After the index.html is served to 1.1.1.1 IP, it has redirects and JS, CSS, font, etc resources that also have to be GET-ed. These are of course going to be done over another HTTP and TCP session and definitely over more than a single IP packet.

These subsequent IP packets have a 50% chance that they will be RR load-balanced over the other GRE tunnel 2. This means that they will land on another proxy in our backend and thus will no longer get the egress IP of 1.1.1.1. Let’s assume that these will get IP 2.2.2.2. However, the client is same. The client inject the JSESSIONID cookie in each call. Now when the request hits the server, since it traversed over proxy 2 and GRE tunnel 2, it got another IP (2.2.2.2) and now this violates the IP/HTTP persistence on the server which in it’s table has an entry for the JSESSIONID belonging to 1.1.1.1 and not 2.2.2.2. This HTTP request will be thus denied by the server. Depending on the application this can have various impacts from the app crashing/freezing/loading (retry).

There aren’t many servers doing this but some do and nobody has the list of all of them as the scope of knowing what is on the Internet is beyond any of us. The rule of thumb to follow, when you need multiple ACTIVE GRE tunnels, is to make sure that you maintain persistence as once you break it, there is no way in our backend to unbreak it.

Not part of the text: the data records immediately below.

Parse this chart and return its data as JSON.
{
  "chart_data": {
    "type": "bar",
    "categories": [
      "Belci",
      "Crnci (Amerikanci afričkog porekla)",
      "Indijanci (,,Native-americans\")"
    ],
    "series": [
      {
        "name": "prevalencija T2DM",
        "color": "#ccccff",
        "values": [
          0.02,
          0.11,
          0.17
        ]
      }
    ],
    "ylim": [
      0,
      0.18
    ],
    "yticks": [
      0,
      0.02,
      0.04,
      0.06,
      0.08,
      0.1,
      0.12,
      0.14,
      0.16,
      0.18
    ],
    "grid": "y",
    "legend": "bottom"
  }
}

Going back to your last section posted, the per packet load-balancing must not be used. The load-balancing should have at least session stickiness. With session stickiness some of the problems will be fixed but some will not. To fix all of these issues you should stick with source IP persistence. It is not feasible to reach the 50/50 split using PBR I agree as you could have more heavy clients in one subnet vs the other.

The how, is a difficult question to answer as there are many variables to consider here from hardware, software versions, licensing, utilisation on the peer etc, routing (do you use VRFs or can you split your internal ranges down the middle to achieve the source IP persistence).

I do know that some customer use BIG-IP appliance downstream from the peer router to achieve the persistence, some do PBR and split the IP ranges, some do ECMP. So whilst I cannot give you the exact config on your router for your network I hope I gave you a few pointers to keep in mind.

2 Likes

Hi Jan,
Thanks for the brief.

Regards
Ramesh M

Hi,

Since you are using Cisco edge routers, probably makes sense to leverage ECMP:

Equal Cost Multiple Path (ECMP) processing is a networking feature that enables the edge appliance to use up to four equal-cost routes to the same destination. Without this feature, if there are multiple equal-cost routes to the same destination, the virtual router chooses one of those routes from the routing table and adds it to its forwarding table; it will not use any of the other routes unless there is an outage in the chosen route. Enabling ECMP functionality on a virtual router allows the firewall have up to four equal-cost paths to a destination in its forwarding table, allowing the firewall to:

  1. Load balance flows (sessions) to the same destination over multiple equal-cost links.
  2. Make use of the available bandwidth on all links to the same destination rather than leave some links unused.
  3. Dynamically shift traffic to another ECMP member to the same destination if a link fails, rather than waiting for the routing protocol or RIB table to elect an alternative path, which can help reduce down time when links fail.

ECMP load balancing is done at the session level, not at the packet level. This means the firewall chooses an equal-cost path at the start of a new session, not each time the firewall receives a packet.

Hi Sean,

Last option. It must be Source IP based Load Balancing.

We have several deployments balancing GRE and IPsec tunnels. In the case of IPsec, starting each tunnel from a unique Public source IP is also mandatory.

Adrian Larsen
Maidenhead Bridge
Cloud Security Connectors for Zscaler.